Race-based solutions are just racism in lipstick.

An objective Truth which undergirds Western common law is Imago Dei, a Latin phrase which means that every human being is made in the image of God and as such is of equal value. That’s why slavery is wrong, the Holocaust is wrong, segregation and abortion are wrong – they devalue entire classes of humans. That’s why suffrage is right, as are equal pay laws. There is no natural difference between any two persons’ inherent value regardless of age, gender, religion or race.

To suggest then that our constitution should honour one ethnic group and no other is to divide Australians on race, something we’ve rightly strived to erase over time. To suggest there should be extra recognition in our Parliaments for certain voices, solely because of their race and to the permanent exclusion of all others, is to violate the sacred democratic value of one man, one vote.

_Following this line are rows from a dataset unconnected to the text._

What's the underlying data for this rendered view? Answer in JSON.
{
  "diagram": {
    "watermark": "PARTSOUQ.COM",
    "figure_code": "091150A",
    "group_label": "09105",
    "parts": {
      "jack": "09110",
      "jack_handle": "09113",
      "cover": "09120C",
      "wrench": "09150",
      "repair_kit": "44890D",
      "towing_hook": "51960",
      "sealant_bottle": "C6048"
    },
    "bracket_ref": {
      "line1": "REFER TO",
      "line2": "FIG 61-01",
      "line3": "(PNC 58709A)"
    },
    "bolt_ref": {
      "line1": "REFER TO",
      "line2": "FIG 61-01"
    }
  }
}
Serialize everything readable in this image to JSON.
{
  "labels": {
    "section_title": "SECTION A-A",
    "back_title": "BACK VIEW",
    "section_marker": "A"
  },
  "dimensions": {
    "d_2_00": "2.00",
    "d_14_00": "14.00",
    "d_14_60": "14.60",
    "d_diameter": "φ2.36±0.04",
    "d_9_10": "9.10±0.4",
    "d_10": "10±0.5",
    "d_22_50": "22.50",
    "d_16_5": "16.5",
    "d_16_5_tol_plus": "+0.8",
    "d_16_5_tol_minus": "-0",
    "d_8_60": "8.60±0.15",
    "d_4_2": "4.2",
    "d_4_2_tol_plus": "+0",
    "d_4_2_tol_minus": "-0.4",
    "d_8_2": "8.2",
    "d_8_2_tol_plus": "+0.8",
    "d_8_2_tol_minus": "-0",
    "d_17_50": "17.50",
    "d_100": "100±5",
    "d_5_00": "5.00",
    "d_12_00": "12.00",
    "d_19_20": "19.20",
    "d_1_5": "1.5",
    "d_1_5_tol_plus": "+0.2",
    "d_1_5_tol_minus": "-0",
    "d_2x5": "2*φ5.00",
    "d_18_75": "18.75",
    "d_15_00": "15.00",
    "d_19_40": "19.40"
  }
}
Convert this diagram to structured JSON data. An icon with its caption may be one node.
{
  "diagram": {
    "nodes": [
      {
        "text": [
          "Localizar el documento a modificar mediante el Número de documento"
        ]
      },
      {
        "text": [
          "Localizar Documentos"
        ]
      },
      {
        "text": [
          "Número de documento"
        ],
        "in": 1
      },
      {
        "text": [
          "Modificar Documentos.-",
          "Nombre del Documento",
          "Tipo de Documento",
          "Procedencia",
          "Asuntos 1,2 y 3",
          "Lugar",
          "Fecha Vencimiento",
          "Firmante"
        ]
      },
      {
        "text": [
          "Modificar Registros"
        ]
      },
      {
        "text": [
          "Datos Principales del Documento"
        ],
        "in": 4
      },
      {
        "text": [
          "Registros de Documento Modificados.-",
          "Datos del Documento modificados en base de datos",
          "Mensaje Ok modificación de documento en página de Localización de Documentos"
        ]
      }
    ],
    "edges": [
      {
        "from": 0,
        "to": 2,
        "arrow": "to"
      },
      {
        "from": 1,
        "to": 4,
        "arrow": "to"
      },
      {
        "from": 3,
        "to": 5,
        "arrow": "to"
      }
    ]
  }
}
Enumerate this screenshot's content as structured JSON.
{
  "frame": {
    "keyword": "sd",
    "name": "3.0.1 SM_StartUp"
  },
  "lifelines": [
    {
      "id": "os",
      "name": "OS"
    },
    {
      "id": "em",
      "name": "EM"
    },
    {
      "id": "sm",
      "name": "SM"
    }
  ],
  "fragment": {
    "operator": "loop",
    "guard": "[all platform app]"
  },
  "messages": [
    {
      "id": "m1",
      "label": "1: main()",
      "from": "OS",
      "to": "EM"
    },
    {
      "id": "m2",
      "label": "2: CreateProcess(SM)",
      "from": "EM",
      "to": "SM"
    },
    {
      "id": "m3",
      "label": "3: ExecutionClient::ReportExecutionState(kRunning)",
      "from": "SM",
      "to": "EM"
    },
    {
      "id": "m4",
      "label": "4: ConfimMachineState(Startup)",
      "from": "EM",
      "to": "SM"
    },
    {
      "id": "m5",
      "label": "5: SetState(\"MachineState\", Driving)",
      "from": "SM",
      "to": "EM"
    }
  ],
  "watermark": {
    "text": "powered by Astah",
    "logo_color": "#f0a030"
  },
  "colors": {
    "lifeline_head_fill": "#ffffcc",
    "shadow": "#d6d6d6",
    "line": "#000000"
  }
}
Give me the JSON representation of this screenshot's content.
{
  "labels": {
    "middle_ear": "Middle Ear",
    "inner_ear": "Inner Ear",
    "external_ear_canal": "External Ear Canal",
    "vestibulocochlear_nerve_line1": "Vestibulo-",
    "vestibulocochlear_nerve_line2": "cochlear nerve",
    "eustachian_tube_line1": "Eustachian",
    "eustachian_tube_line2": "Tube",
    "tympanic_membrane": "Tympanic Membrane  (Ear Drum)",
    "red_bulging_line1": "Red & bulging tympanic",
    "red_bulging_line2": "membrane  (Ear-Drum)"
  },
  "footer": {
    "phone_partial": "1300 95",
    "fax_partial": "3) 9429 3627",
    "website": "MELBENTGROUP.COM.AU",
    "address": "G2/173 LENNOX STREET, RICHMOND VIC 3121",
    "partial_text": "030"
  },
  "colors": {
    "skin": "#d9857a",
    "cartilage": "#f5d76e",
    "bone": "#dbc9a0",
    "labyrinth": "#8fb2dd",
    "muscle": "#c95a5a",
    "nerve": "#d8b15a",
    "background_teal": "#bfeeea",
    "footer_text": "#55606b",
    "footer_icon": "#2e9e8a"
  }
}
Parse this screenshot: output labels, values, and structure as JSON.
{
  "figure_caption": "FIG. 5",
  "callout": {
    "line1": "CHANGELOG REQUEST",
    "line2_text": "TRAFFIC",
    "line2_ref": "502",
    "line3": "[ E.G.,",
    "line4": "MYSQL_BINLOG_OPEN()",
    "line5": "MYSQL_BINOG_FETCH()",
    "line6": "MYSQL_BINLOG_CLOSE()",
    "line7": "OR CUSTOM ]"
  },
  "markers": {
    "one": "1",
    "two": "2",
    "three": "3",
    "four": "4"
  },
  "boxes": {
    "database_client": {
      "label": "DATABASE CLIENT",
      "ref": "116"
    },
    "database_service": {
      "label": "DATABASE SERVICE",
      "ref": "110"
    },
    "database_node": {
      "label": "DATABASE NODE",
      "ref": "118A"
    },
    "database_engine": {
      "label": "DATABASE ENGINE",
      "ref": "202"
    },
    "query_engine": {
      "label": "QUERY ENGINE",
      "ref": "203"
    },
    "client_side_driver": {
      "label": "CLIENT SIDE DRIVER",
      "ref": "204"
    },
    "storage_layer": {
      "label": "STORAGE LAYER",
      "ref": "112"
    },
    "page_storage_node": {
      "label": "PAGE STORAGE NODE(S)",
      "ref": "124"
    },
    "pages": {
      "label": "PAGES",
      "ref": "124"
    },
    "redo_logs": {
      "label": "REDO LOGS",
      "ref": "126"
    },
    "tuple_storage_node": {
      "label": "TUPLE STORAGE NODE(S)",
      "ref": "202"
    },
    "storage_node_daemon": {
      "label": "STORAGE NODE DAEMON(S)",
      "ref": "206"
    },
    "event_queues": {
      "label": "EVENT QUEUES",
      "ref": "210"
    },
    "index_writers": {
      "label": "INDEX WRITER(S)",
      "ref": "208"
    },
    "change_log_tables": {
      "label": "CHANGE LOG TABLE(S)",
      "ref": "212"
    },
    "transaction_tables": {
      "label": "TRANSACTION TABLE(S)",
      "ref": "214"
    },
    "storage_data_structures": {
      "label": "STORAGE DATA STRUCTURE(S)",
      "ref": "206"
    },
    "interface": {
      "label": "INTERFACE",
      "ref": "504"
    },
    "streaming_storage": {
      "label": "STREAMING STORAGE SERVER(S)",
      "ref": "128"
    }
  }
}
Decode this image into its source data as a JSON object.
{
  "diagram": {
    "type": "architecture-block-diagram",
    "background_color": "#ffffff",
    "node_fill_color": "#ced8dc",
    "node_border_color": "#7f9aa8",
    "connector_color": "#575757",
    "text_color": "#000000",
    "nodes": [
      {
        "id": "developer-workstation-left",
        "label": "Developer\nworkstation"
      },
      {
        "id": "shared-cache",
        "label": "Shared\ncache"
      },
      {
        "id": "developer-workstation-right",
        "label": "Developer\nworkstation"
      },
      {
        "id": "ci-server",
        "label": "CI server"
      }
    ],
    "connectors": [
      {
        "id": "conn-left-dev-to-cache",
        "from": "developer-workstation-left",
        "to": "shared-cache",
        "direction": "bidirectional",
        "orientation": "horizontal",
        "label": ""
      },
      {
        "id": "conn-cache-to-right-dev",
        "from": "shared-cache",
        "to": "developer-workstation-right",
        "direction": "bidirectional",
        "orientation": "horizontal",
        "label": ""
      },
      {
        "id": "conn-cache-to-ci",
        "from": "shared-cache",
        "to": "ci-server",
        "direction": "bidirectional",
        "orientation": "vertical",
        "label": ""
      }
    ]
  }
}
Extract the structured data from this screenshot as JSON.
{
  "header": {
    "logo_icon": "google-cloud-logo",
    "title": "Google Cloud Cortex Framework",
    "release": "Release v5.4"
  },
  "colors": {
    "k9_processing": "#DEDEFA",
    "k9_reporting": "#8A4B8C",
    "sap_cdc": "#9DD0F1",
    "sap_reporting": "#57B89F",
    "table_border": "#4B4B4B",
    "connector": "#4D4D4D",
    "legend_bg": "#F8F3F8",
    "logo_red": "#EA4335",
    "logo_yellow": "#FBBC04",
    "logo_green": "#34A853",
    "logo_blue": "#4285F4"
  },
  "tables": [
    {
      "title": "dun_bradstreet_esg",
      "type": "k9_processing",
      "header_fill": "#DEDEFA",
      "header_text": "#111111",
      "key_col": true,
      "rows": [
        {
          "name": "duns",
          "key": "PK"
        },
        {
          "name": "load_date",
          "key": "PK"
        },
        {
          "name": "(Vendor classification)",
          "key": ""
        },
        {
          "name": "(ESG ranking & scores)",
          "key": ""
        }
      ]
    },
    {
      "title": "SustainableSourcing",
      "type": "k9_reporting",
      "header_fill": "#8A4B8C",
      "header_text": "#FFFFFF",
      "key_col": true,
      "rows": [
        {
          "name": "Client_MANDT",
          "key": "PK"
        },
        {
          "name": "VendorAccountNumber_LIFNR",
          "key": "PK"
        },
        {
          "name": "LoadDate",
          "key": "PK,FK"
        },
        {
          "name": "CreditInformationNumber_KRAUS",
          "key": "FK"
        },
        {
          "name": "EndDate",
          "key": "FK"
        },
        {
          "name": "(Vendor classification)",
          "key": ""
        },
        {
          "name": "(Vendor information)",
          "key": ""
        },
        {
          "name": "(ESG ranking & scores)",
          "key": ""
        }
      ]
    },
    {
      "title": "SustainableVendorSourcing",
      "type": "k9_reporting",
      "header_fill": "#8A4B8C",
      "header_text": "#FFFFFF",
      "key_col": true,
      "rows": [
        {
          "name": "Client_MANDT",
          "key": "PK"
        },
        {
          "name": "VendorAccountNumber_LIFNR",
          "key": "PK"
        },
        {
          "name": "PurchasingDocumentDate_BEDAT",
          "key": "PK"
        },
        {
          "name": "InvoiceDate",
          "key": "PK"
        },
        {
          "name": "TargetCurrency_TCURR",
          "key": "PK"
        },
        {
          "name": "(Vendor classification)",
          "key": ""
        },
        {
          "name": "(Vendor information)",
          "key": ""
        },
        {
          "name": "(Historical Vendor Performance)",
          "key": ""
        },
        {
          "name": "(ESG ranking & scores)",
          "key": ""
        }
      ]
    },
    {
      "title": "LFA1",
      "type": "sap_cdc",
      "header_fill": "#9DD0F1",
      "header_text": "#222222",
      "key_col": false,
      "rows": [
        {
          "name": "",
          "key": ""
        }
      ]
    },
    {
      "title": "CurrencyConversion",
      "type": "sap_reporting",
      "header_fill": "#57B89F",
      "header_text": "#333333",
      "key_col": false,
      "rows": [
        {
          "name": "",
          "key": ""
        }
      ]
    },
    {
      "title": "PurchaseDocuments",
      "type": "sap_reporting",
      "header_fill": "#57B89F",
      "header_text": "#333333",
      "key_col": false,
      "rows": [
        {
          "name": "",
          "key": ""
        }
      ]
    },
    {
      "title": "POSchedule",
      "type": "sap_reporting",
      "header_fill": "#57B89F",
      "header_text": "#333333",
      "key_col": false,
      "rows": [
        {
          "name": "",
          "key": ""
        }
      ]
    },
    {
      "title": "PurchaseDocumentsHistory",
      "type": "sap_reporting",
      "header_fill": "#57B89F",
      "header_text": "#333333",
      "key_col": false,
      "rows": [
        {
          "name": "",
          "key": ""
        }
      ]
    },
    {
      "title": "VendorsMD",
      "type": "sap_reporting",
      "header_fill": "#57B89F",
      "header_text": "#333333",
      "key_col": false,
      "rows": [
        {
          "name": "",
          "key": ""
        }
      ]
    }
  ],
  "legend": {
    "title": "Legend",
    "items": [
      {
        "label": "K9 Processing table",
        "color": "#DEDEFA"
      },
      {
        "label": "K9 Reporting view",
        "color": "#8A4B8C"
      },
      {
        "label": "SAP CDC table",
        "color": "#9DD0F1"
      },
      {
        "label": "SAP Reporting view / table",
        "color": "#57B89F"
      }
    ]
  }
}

Blacktivists hate Australia.

There are some people who simply want no part of this nation. They have no affection for Australia in their hearts. They loudly decry the evils of the continent’s settlement by ignorantly calling it an invasion. Some athletes, revelling in the platforms and privileges which accompany the elite levels they’ve achieved, even refuse to sing the national anthem, bitterly claiming it doesn’t represent their family.

How are we meant to be reconciled to people who take great pride in utterly rejecting having anything to do with us? We have a flag that includes everyone who wants to be and excludes no one because they aren’t the right colour. We have an anthem that rejoices in equal opportunity for everyone. We have a government that grants every adult equal voice regardless of their identity.

There can never be reconciliation until the voices of mature Australians drown out those who prefer to exploit and prolong division. Maturity requires forgiveness instead of resentment, moving forward without demanding certain conditions from others, accepting that we’re going to have divergent opinions about who did what when, relinquishing a subjective notion of reparative ‘justice’, and happily choosing to be one of us: a functional Australian without a racially-charged chip on your shoulder.

National Reconciliation Week is only intended to change white people, only makes demands of white people, and only holds white people responsible for any lack of reconciliation. As such it disempowers black people, locks them in a prison of paternalism, and tells them they are entirely helpless victims dependent on the goodwill and character of others.

It’s another example of how the ‘progressive’ road of good intentions doesn’t lead to anywhere.